Dans la lumière blanche, un périmètre invisible se dessine avec du fil de pêche. On suit ce fil tendu par Maguy Marin. Il est comme un lien transparent qui appelle à la mobilisation. Les danseurs s’en saisissent. De la salle, ils montent sur la scène.

Noir. On est entré en plongée dans l’esthétique de Salves. L’histoire se joue dans un entre-temps où le noir n’est pas tout à fait noir, où les bobines des vieux magnétos à bandes se mettent à tourner, à s’arrêter pour reprendre dans un autre sens. Le langage chorégraphique aspire comme les grandes vagues de l’océan. Maguy Marin nous retourne, flirtant par moment avec l’expression cinématographique entre White Material de Claire Denis et The Very black Show de Spike Lee.
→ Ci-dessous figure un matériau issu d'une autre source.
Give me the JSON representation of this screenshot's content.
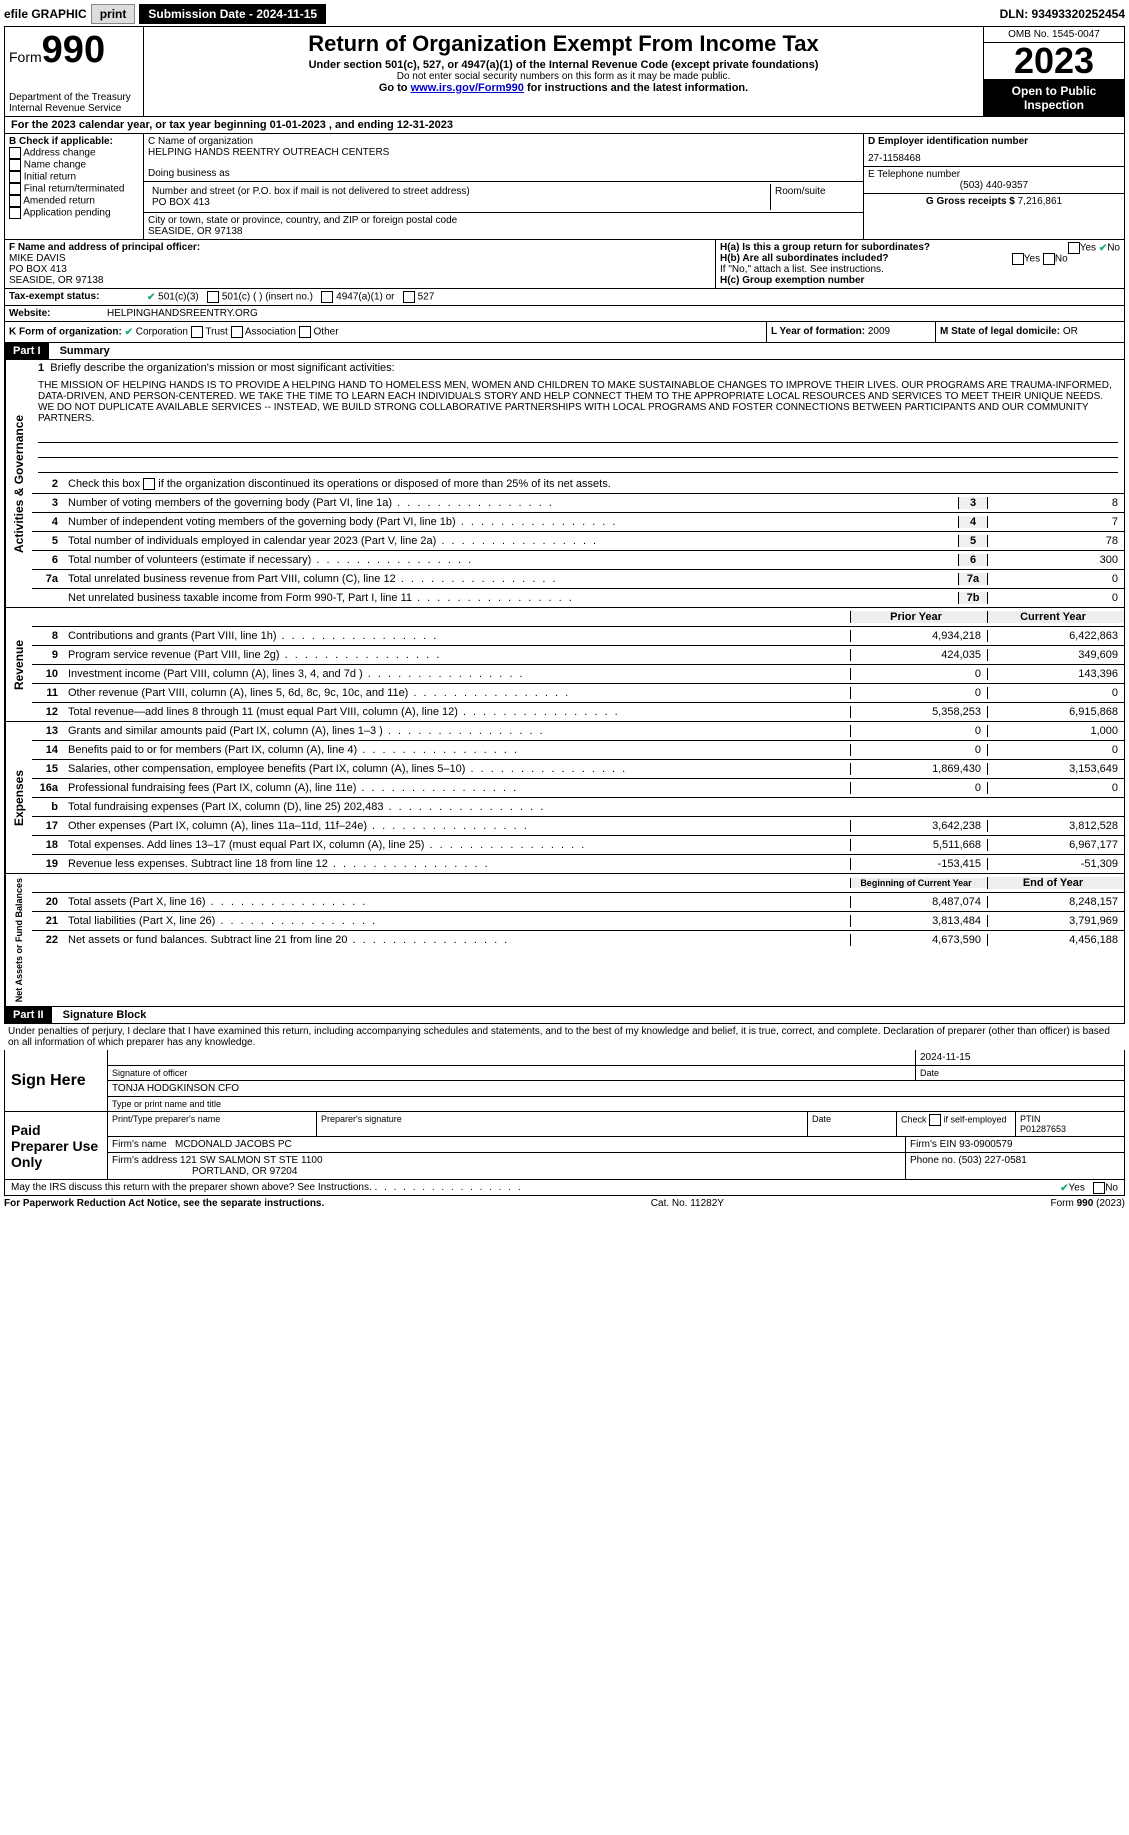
{
  "topbar": {
    "efile": "efile GRAPHIC",
    "print": "print",
    "sub_label": "Submission Date - 2024-11-15",
    "dln": "DLN: 93493320252454"
  },
  "header": {
    "form_word": "Form",
    "form_num": "990",
    "dept": "Department of the Treasury",
    "irs": "Internal Revenue Service",
    "title": "Return of Organization Exempt From Income Tax",
    "subtitle": "Under section 501(c), 527, or 4947(a)(1) of the Internal Revenue Code (except private foundations)",
    "ssn_note": "Do not enter social security numbers on this form as it may be made public.",
    "goto1": "Go to ",
    "goto_link": "www.irs.gov/Form990",
    "goto2": " for instructions and the latest information.",
    "omb": "OMB No. 1545-0047",
    "year": "2023",
    "open": "Open to Public Inspection"
  },
  "sectionA": {
    "cal_year": "For the 2023 calendar year, or tax year beginning 01-01-2023   , and ending 12-31-2023",
    "b_label": "B Check if applicable:",
    "b_items": [
      "Address change",
      "Name change",
      "Initial return",
      "Final return/terminated",
      "Amended return",
      "Application pending"
    ],
    "c_name_label": "C Name of organization",
    "c_name": "HELPING HANDS REENTRY OUTREACH CENTERS",
    "dba_label": "Doing business as",
    "dba": "",
    "addr_label": "Number and street (or P.O. box if mail is not delivered to street address)",
    "addr": "PO BOX 413",
    "room_label": "Room/suite",
    "city_label": "City or town, state or province, country, and ZIP or foreign postal code",
    "city": "SEASIDE, OR  97138",
    "d_label": "D Employer identification number",
    "d_ein": "27-1158468",
    "e_label": "E Telephone number",
    "e_phone": "(503) 440-9357",
    "g_label": "G Gross receipts $",
    "g_val": "7,216,861",
    "f_label": "F  Name and address of principal officer:",
    "f_name": "MIKE DAVIS",
    "f_addr1": "PO BOX 413",
    "f_addr2": "SEASIDE, OR  97138",
    "ha_label": "H(a)  Is this a group return for subordinates?",
    "hb_label": "H(b)  Are all subordinates included?",
    "hb_note": "If \"No,\" attach a list. See instructions.",
    "hc_label": "H(c)  Group exemption number ",
    "yes": "Yes",
    "no": "No",
    "i_label": "Tax-exempt status:",
    "i_501c3": "501(c)(3)",
    "i_501c": "501(c) (  ) (insert no.)",
    "i_4947": "4947(a)(1) or",
    "i_527": "527",
    "j_label": "Website: ",
    "j_val": "HELPINGHANDSREENTRY.ORG",
    "k_label": "K Form of organization:",
    "k_corp": "Corporation",
    "k_trust": "Trust",
    "k_assoc": "Association",
    "k_other": "Other",
    "l_label": "L Year of formation: ",
    "l_val": "2009",
    "m_label": "M State of legal domicile: ",
    "m_val": "OR"
  },
  "part1": {
    "label": "Part I",
    "title": "Summary",
    "vert_gov": "Activities & Governance",
    "vert_rev": "Revenue",
    "vert_exp": "Expenses",
    "vert_net": "Net Assets or Fund Balances",
    "l1_label": "Briefly describe the organization's mission or most significant activities:",
    "mission": "THE MISSION OF HELPING HANDS IS TO PROVIDE A HELPING HAND TO HOMELESS MEN, WOMEN AND CHILDREN TO MAKE SUSTAINABLOE CHANGES TO IMPROVE THEIR LIVES. OUR PROGRAMS ARE TRAUMA-INFORMED, DATA-DRIVEN, AND PERSON-CENTERED. WE TAKE THE TIME TO LEARN EACH INDIVIDUALS STORY AND HELP CONNECT THEM TO THE APPROPRIATE LOCAL RESOURCES AND SERVICES TO MEET THEIR UNIQUE NEEDS. WE DO NOT DUPLICATE AVAILABLE SERVICES -- INSTEAD, WE BUILD STRONG COLLABORATIVE PARTNERSHIPS WITH LOCAL PROGRAMS AND FOSTER CONNECTIONS BETWEEN PARTICIPANTS AND OUR COMMUNITY PARTNERS.",
    "l2": "Check this box      if the organization discontinued its operations or disposed of more than 25% of its net assets.",
    "lines_gov": [
      {
        "num": "3",
        "text": "Number of voting members of the governing body (Part VI, line 1a)",
        "box": "3",
        "val": "8"
      },
      {
        "num": "4",
        "text": "Number of independent voting members of the governing body (Part VI, line 1b)",
        "box": "4",
        "val": "7"
      },
      {
        "num": "5",
        "text": "Total number of individuals employed in calendar year 2023 (Part V, line 2a)",
        "box": "5",
        "val": "78"
      },
      {
        "num": "6",
        "text": "Total number of volunteers (estimate if necessary)",
        "box": "6",
        "val": "300"
      },
      {
        "num": "7a",
        "text": "Total unrelated business revenue from Part VIII, column (C), line 12",
        "box": "7a",
        "val": "0"
      },
      {
        "num": "",
        "text": "Net unrelated business taxable income from Form 990-T, Part I, line 11",
        "box": "7b",
        "val": "0"
      }
    ],
    "prior_label": "Prior Year",
    "current_label": "Current Year",
    "lines_rev": [
      {
        "num": "8",
        "text": "Contributions and grants (Part VIII, line 1h)",
        "prior": "4,934,218",
        "curr": "6,422,863"
      },
      {
        "num": "9",
        "text": "Program service revenue (Part VIII, line 2g)",
        "prior": "424,035",
        "curr": "349,609"
      },
      {
        "num": "10",
        "text": "Investment income (Part VIII, column (A), lines 3, 4, and 7d )",
        "prior": "0",
        "curr": "143,396"
      },
      {
        "num": "11",
        "text": "Other revenue (Part VIII, column (A), lines 5, 6d, 8c, 9c, 10c, and 11e)",
        "prior": "0",
        "curr": "0"
      },
      {
        "num": "12",
        "text": "Total revenue—add lines 8 through 11 (must equal Part VIII, column (A), line 12)",
        "prior": "5,358,253",
        "curr": "6,915,868"
      }
    ],
    "lines_exp": [
      {
        "num": "13",
        "text": "Grants and similar amounts paid (Part IX, column (A), lines 1–3 )",
        "prior": "0",
        "curr": "1,000"
      },
      {
        "num": "14",
        "text": "Benefits paid to or for members (Part IX, column (A), line 4)",
        "prior": "0",
        "curr": "0"
      },
      {
        "num": "15",
        "text": "Salaries, other compensation, employee benefits (Part IX, column (A), lines 5–10)",
        "prior": "1,869,430",
        "curr": "3,153,649"
      },
      {
        "num": "16a",
        "text": "Professional fundraising fees (Part IX, column (A), line 11e)",
        "prior": "0",
        "curr": "0"
      },
      {
        "num": "b",
        "text": "Total fundraising expenses (Part IX, column (D), line 25) 202,483",
        "prior": "",
        "curr": "",
        "gray": true
      },
      {
        "num": "17",
        "text": "Other expenses (Part IX, column (A), lines 11a–11d, 11f–24e)",
        "prior": "3,642,238",
        "curr": "3,812,528"
      },
      {
        "num": "18",
        "text": "Total expenses. Add lines 13–17 (must equal Part IX, column (A), line 25)",
        "prior": "5,511,668",
        "curr": "6,967,177"
      },
      {
        "num": "19",
        "text": "Revenue less expenses. Subtract line 18 from line 12",
        "prior": "-153,415",
        "curr": "-51,309"
      }
    ],
    "begin_label": "Beginning of Current Year",
    "end_label": "End of Year",
    "lines_net": [
      {
        "num": "20",
        "text": "Total assets (Part X, line 16)",
        "prior": "8,487,074",
        "curr": "8,248,157"
      },
      {
        "num": "21",
        "text": "Total liabilities (Part X, line 26)",
        "prior": "3,813,484",
        "curr": "3,791,969"
      },
      {
        "num": "22",
        "text": "Net assets or fund balances. Subtract line 21 from line 20",
        "prior": "4,673,590",
        "curr": "4,456,188"
      }
    ]
  },
  "part2": {
    "label": "Part II",
    "title": "Signature Block",
    "penalties": "Under penalties of perjury, I declare that I have examined this return, including accompanying schedules and statements, and to the best of my knowledge and belief, it is true, correct, and complete. Declaration of preparer (other than officer) is based on all information of which preparer has any knowledge.",
    "sign_here": "Sign Here",
    "sig_date": "2024-11-15",
    "sig_officer_label": "Signature of officer",
    "sig_date_label": "Date",
    "officer": "TONJA HODGKINSON  CFO",
    "type_label": "Type or print name and title",
    "paid": "Paid Preparer Use Only",
    "prep_name_label": "Print/Type preparer's name",
    "prep_sig_label": "Preparer's signature",
    "prep_date_label": "Date",
    "self_emp": "Check         if self-employed",
    "ptin_label": "PTIN",
    "ptin": "P01287653",
    "firm_name_label": "Firm's name   ",
    "firm_name": "MCDONALD JACOBS PC",
    "firm_ein_label": "Firm's EIN  ",
    "firm_ein": "93-0900579",
    "firm_addr_label": "Firm's address ",
    "firm_addr1": "121 SW SALMON ST STE 1100",
    "firm_addr2": "PORTLAND, OR  97204",
    "phone_label": "Phone no. ",
    "phone": "(503) 227-0581",
    "discuss": "May the IRS discuss this return with the preparer shown above? See Instructions."
  },
  "footer": {
    "pra": "For Paperwork Reduction Act Notice, see the separate instructions.",
    "cat": "Cat. No. 11282Y",
    "form": "Form 990 (2023)"
  }
}
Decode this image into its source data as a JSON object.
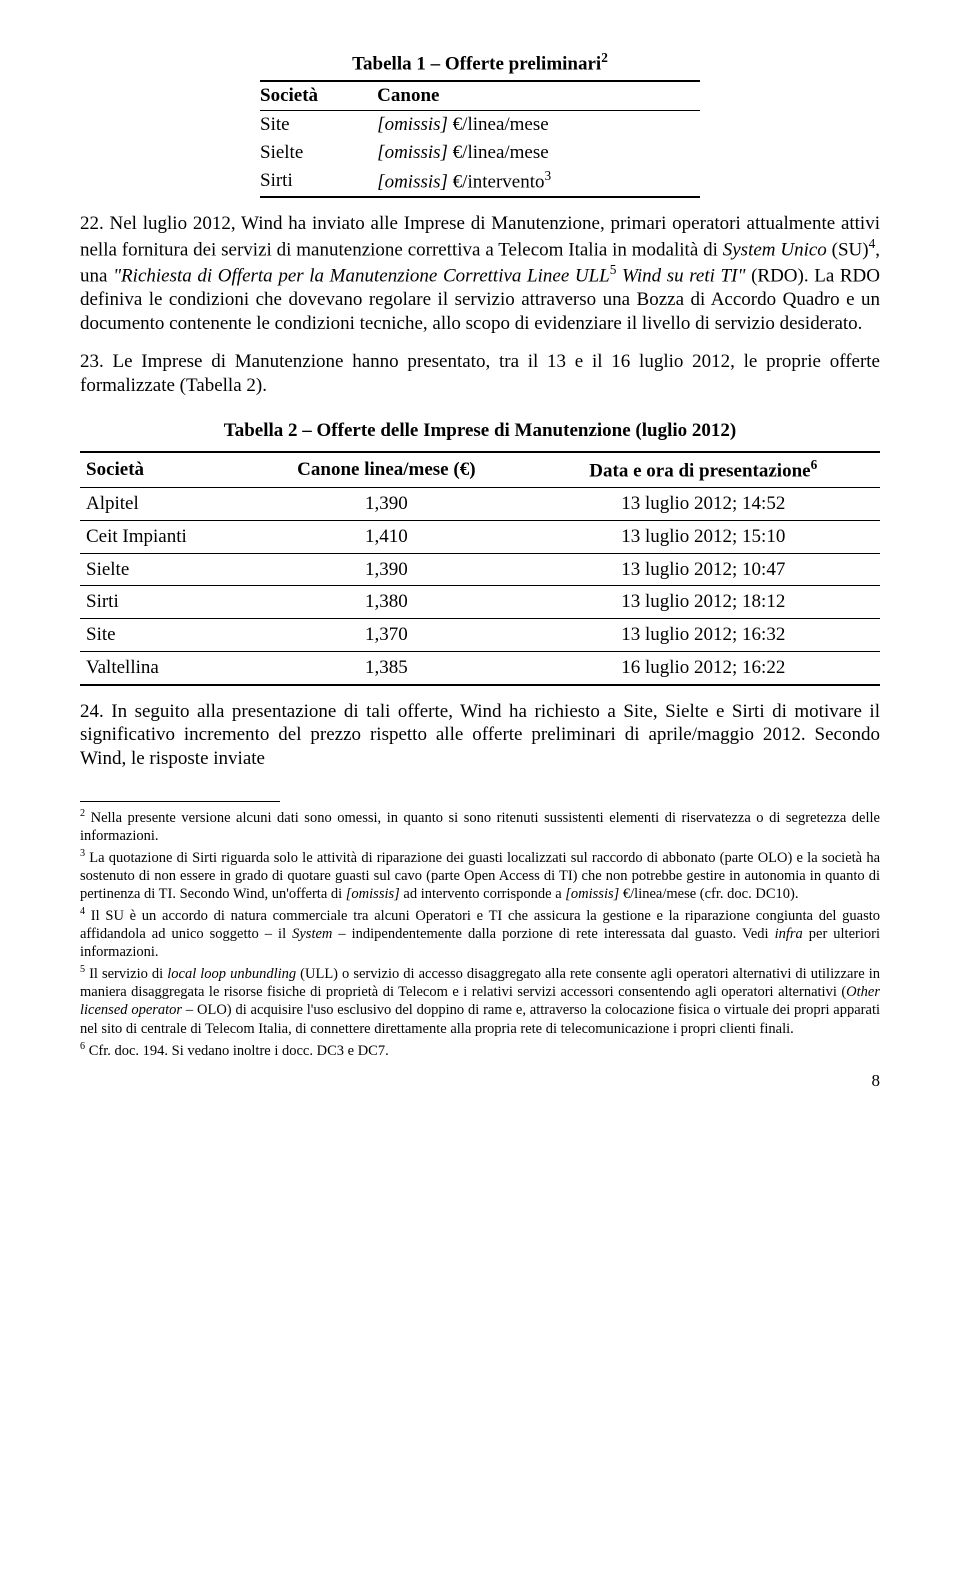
{
  "table1": {
    "title_pre": "Tabella 1 – Offerte preliminari",
    "title_sup": "2",
    "headers": [
      "Società",
      "Canone"
    ],
    "rows": [
      {
        "c1": "Site",
        "c2_pre": "[omissis]",
        "c2_post": " €/linea/mese",
        "sup": ""
      },
      {
        "c1": "Sielte",
        "c2_pre": "[omissis]",
        "c2_post": " €/linea/mese",
        "sup": ""
      },
      {
        "c1": "Sirti",
        "c2_pre": "[omissis]",
        "c2_post": " €/intervento",
        "sup": "3"
      }
    ]
  },
  "para22_num": "22.",
  "para22_a": "   Nel luglio 2012, Wind ha inviato alle Imprese di Manutenzione, primari operatori attualmente attivi nella fornitura dei servizi di manutenzione correttiva a Telecom Italia in modalità di ",
  "para22_i1": "System Unico",
  "para22_b": " (SU)",
  "para22_sup1": "4",
  "para22_c": ", una ",
  "para22_q1": "\"Richiesta di Offerta per la Manutenzione Correttiva Linee ULL",
  "para22_sup2": "5",
  "para22_q2": " Wind su reti TI\"",
  "para22_d": " (RDO). La RDO definiva le condizioni che dovevano regolare il servizio attraverso una Bozza di Accordo Quadro e un documento contenente le condizioni tecniche, allo scopo di evidenziare il livello di servizio desiderato.",
  "para23_num": "23.",
  "para23": "   Le Imprese di Manutenzione hanno presentato, tra il 13 e il 16 luglio 2012, le proprie offerte formalizzate (Tabella 2).",
  "table2": {
    "title": "Tabella 2 – Offerte delle Imprese di Manutenzione (luglio 2012)",
    "headers": {
      "c1": "Società",
      "c2": "Canone linea/mese (€)",
      "c3_pre": "Data e ora di presentazione",
      "c3_sup": "6"
    },
    "rows": [
      {
        "c1": "Alpitel",
        "c2": "1,390",
        "c3": "13 luglio 2012; 14:52"
      },
      {
        "c1": "Ceit Impianti",
        "c2": "1,410",
        "c3": "13 luglio 2012; 15:10"
      },
      {
        "c1": "Sielte",
        "c2": "1,390",
        "c3": "13 luglio 2012; 10:47"
      },
      {
        "c1": "Sirti",
        "c2": "1,380",
        "c3": "13 luglio 2012; 18:12"
      },
      {
        "c1": "Site",
        "c2": "1,370",
        "c3": "13 luglio 2012; 16:32"
      },
      {
        "c1": "Valtellina",
        "c2": "1,385",
        "c3": "16 luglio 2012; 16:22"
      }
    ]
  },
  "para24_num": "24.",
  "para24": "   In seguito alla presentazione di tali offerte, Wind ha richiesto a Site, Sielte e Sirti di motivare il significativo incremento del prezzo rispetto alle offerte preliminari di aprile/maggio 2012. Secondo Wind, le risposte inviate",
  "fn2_sup": "2",
  "fn2": " Nella presente versione alcuni dati sono omessi, in quanto si sono ritenuti sussistenti elementi di riservatezza o di segretezza delle informazioni.",
  "fn3_sup": "3",
  "fn3_a": " La quotazione di Sirti riguarda solo le attività di riparazione dei guasti localizzati sul raccordo di abbonato (parte OLO) e la società ha sostenuto di non essere in grado di quotare guasti sul cavo (parte Open Access di TI) che non potrebbe gestire in autonomia in quanto di pertinenza di TI. Secondo Wind, un'offerta di ",
  "fn3_i1": "[omissis]",
  "fn3_b": " ad intervento corrisponde a ",
  "fn3_i2": "[omissis]",
  "fn3_c": " €/linea/mese (cfr. doc. DC10).",
  "fn4_sup": "4",
  "fn4_a": " Il SU è un accordo di natura commerciale tra alcuni Operatori e TI che assicura la gestione e la riparazione congiunta del guasto affidandola ad unico soggetto – il ",
  "fn4_i1": "System",
  "fn4_b": " – indipendentemente dalla porzione di rete interessata dal guasto. Vedi ",
  "fn4_i2": "infra",
  "fn4_c": " per ulteriori informazioni.",
  "fn5_sup": "5",
  "fn5_a": " Il servizio di ",
  "fn5_i1": "local loop unbundling",
  "fn5_b": " (ULL) o servizio di accesso disaggregato alla rete consente agli operatori alternativi di utilizzare in maniera disaggregata le risorse fisiche di proprietà di Telecom e i relativi servizi accessori consentendo agli operatori alternativi (",
  "fn5_i2": "Other licensed operator",
  "fn5_c": " – OLO) di acquisire l'uso esclusivo del doppino di rame e, attraverso la colocazione fisica o virtuale dei propri apparati nel sito di centrale di Telecom Italia, di connettere direttamente alla propria rete di telecomunicazione i propri clienti finali.",
  "fn6_sup": "6",
  "fn6": " Cfr. doc. 194. Si vedano inoltre i docc. DC3 e DC7.",
  "page_number": "8"
}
Sur cette scène à quatre entrées, une mutation sociale inédite accélère le cours des choses. Dans une métrie du temps et de la lumière, l’histoire défile en diagonale. Les tableaux apparaissent et  s’éteignent. Ce noir qui occupe la majeure partie de l’espace, élargit l’imaginaire. L’édifice scénique se construit et se déconstruit à mains d’hommes et de femmes. La cadence est rapide, on ressent la tension de la mécanique en ne percevant que des segments. Les corps se soulèvent de la nuit.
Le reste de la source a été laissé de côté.